Nami, the Herione in Distress?

So yeah, Nami was captured by Shiki in the beginning of the series. We see her swimming in Shiki’s swimming pool in the beginning. We also think she might have betrayed the Straw hats. But I’m glad this show does a bit more with her then that. The beginning elements of Nami knowing about a storm coming plays into the final battle. Especially when the storm powers up Luffy’s punch to defeat Shiki. It really shows the relationship between Nami and Luffy that was supposedly strained when they separated. The two really do play off each other very well and I’m glad that it came together in really cool ways.

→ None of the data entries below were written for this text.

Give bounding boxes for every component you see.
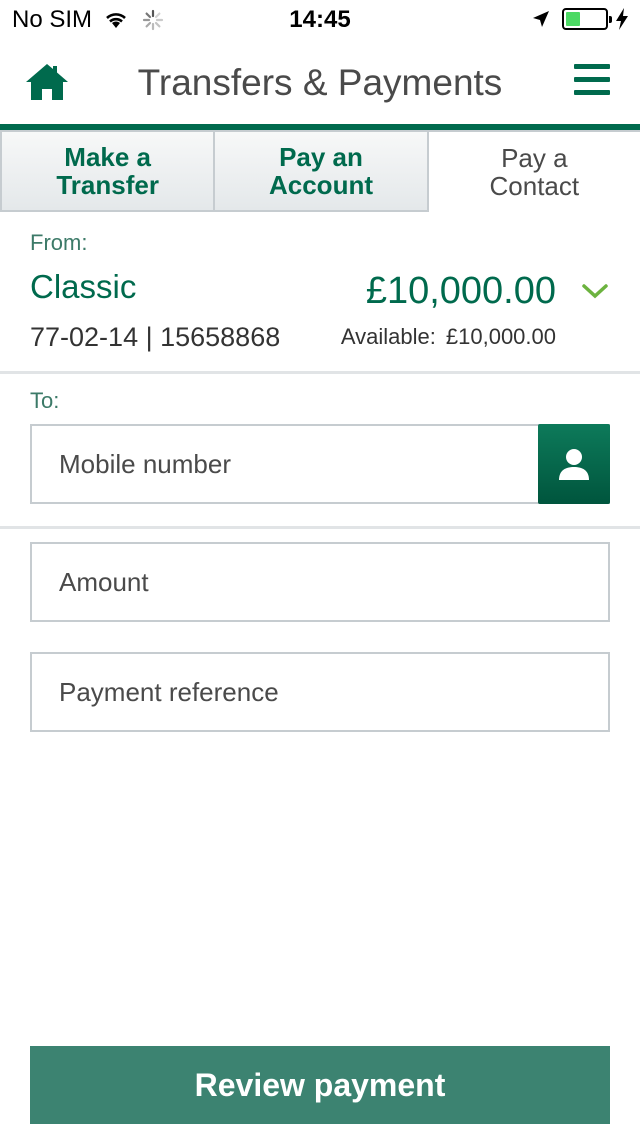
payment-reference-input[interactable] <box>32 654 608 730</box>
battery-icon <box>562 8 612 30</box>
status-bar: No SIM 14:45 <box>0 0 640 40</box>
charging-bolt-icon <box>616 8 628 30</box>
section-divider <box>0 526 640 529</box>
available-label: Available: <box>340 324 436 349</box>
tab-make-a-transfer[interactable]: Make a Transfer <box>0 130 216 212</box>
tab-pay-an-account[interactable]: Pay an Account <box>215 130 429 212</box>
chevron-down-icon[interactable] <box>580 280 610 302</box>
available-amount: £10,000.00 <box>445 324 556 349</box>
status-right <box>532 8 628 30</box>
amount-field <box>30 542 610 622</box>
account-name[interactable]: Classic <box>30 268 136 306</box>
payment-reference-field <box>30 652 610 732</box>
from-label: From: <box>30 230 88 255</box>
contacts-button[interactable] <box>538 424 610 504</box>
location-arrow-icon <box>533 11 549 27</box>
contact-person-icon <box>559 449 589 480</box>
sort-code-account-number: 77-02-14 | 15658868 <box>30 322 281 352</box>
page-title: Transfers & Payments <box>137 62 503 103</box>
section-divider <box>0 371 640 374</box>
available-balance: Available: £10,000.00 <box>341 324 556 350</box>
payment-tabs: Make a Transfer Pay an Account Pay a Con… <box>0 130 640 212</box>
mobile-number-field <box>30 424 610 504</box>
amount-input[interactable] <box>32 544 608 620</box>
to-label: To: <box>30 388 60 413</box>
mobile-number-input[interactable] <box>32 426 608 502</box>
account-balance[interactable]: £10,000.00 <box>366 270 556 313</box>
app-header: Transfers & Payments <box>0 40 640 124</box>
review-payment-button[interactable]: Review payment <box>30 1046 610 1124</box>
tab-pay-a-contact[interactable]: Pay a Contact <box>428 130 640 212</box>
menu-icon[interactable] <box>574 64 610 98</box>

I also like the fact that Nami had a plan on taking out Shiki by herself. It failed, but she still planned on taking out the barrier keeping the powerful beasts from his castle. The same one that blocked the beasts from attacking the small town later. So obviously, it was Nami’s plan to destroy those but she was caught. Still, it was a great idea and I’m glad she did something other than being in a locked room waiting for Luffy and the gang to save her. Oda gave her a lot of agency in the role she was given and that’s great. More heroines should at least be like her and try to escape if they can.

Concluding This Post

Strong World looks really good. I’m honestly astonished about all the things it was able to do and the places we got to see. There are so many cool environments that are just what One Piece is about. Very colorful and vibrant worlds that have an internal logic that makes sense AND you can see yourself living into. Some great action scenes. Every character got to wear cool clothing and fight battles that fit their power sets. The introduction of a lot of pirates ready to attack East Blue and then Shiki with his gang have some cool devil fruit powers that give hard opponents for each of them to fight. Really great film on all levels. 

So yeah, I really liked Strong World. I wish I could have saved it towards later because this was one my favorite One Piece films of the four that I watched. I think the early period of One Piece was a bit looser in what it did and that is why it works so well. The other films have a lot more elements from the world that tie into their stories. This one hasn’t made it there yet, so it’s just a simple adventure for the crew with a bad guy all of them had to defeat. It works really well and I want to just soak into this film as long as I can. So yeah, a really solid film. Can’t recommend enough if you are a One Piece fan. Possibly even if you aren’t. Though, you probably watched it before I did at this point.


  1. Hey, great write up. I appreciate the thoroughness and clarity. The film sounds great, especially if I can watch it without committing to the series.

    I’ve seen some of One Piece. I’ve been discouraged by the 1000+ episodes. Just seems like I’ll never be caught up if I commit to watching it.

    This isn’t related to the film, but I am curious about the following:

    How does the show handle filler episodes and arcs, and how is the dubbed version?


    Liked by 1 person

    1. I’m a manga reader, so I don’t know first hand but I heard some good and bad things about the filler stuff depending on how take in your stories. I do enjoy the dub though.